The letter stated that “the test of output is what is broadcast and published, not a comparison of material.”
It went on to claim "the extent to which this information bears on the accuracy of this article seems limited given it was stressed in the Jon Donnison report any work he had done for Hamas was before the current conflict, that he had recently been vocally criticising Hamas and that Israel had produced little evidence to show he was, as claimed, currently the leader of a terrorist cell.”
The response suggested that the quoting of an Israeli army source accusing al-Sharif of “leading a Hamas cell” was “sufficient to ensure readers understood Israel’s charges against al-Sharif.”
Concluding that its findings were final – as the World Service is not regulated by Ofcom – the ECU asserted that “a personally held view on the significance of specific information to a story does not itself amount to an undisputed fact.”

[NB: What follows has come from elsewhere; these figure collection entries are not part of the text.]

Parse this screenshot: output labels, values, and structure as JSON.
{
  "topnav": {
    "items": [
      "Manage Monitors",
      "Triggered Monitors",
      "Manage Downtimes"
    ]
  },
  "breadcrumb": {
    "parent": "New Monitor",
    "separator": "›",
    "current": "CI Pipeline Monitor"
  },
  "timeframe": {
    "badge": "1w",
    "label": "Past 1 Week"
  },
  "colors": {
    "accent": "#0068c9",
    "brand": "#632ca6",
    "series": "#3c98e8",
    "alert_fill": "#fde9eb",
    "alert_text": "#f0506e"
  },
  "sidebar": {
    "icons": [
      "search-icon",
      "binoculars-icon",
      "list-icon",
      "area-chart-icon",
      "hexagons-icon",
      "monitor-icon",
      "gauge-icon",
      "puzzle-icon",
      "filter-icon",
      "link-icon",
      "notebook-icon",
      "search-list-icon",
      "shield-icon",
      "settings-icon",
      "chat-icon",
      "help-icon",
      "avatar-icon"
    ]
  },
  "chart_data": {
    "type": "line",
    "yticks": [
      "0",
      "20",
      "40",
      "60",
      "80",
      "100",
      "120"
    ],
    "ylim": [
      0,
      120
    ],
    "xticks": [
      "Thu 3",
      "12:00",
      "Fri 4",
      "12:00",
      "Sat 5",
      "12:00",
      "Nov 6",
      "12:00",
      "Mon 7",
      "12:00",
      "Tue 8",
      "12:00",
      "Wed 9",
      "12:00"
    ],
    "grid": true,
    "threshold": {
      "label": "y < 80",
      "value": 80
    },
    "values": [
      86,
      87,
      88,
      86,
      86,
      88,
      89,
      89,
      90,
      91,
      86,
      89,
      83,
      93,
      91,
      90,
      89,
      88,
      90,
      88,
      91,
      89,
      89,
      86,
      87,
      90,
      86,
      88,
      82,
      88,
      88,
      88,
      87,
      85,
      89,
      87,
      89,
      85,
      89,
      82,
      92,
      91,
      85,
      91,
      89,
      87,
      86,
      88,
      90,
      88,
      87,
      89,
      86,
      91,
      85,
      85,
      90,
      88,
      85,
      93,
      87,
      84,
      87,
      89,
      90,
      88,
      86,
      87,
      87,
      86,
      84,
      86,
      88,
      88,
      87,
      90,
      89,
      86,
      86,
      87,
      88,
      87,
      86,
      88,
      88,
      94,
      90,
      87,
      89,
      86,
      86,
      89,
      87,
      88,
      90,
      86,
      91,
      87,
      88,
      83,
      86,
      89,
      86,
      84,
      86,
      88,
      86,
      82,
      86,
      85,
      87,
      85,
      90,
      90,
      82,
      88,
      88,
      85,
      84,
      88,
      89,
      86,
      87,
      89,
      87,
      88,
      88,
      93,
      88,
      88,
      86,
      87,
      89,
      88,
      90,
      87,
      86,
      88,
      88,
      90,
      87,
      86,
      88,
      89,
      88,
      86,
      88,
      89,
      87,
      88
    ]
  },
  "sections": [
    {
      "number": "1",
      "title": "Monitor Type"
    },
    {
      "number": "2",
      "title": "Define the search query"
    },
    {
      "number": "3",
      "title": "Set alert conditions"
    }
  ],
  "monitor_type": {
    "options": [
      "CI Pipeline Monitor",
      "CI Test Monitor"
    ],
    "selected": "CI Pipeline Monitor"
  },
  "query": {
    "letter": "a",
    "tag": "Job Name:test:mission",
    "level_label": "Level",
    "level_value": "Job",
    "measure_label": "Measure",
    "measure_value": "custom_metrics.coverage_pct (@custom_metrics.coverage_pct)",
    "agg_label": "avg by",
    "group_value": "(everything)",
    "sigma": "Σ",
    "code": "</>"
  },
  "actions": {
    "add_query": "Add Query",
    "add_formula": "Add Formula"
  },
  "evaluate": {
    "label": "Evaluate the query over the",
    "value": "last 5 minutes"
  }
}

This is the latest allegation of double standards levelled at the BBC’s Arabic-language service following the leaked Michael Prescott memo, which highlighted numerous incidents of the channel giving extensive space to denials by Hamas or Hezbollah.
Criticising the BBC's response to its complaint, a spokesperson for Camera told the JC: “The fact that Anas al-Sharif worked for a terrorist organisation – regardless of the nature or duration of that role – is plainly relevant to any discussion of his death framed in terms of ‘safety,’ ‘protection,’ or ‘danger.’
“Had BBC Arabic genuinely sought to foster an informed discussion about these issues, it would not have omitted a fact independently established by the BBC itself in its English-language reporting.
“Instead, the BBC once again invoked ‘editorial focus’ to justify its Arabic branch's editors from reporting facts deemed inconvenient for their perceived audience – despite publishing the same facts in English.
“The decision to reclassify Sharif’s Hamas role as a mere ‘prior professional or political affiliation,’ and the ECU’s claim that acknowledging it would undermine ‘fundamental democratic principles,’ only underscores the need for serious reform of BBC Arabic and of the complaints process meant to hold it accountable,” Camera said.
When approached by the JC, a BBC spokesperson said it had nothing further to add to the ECU response.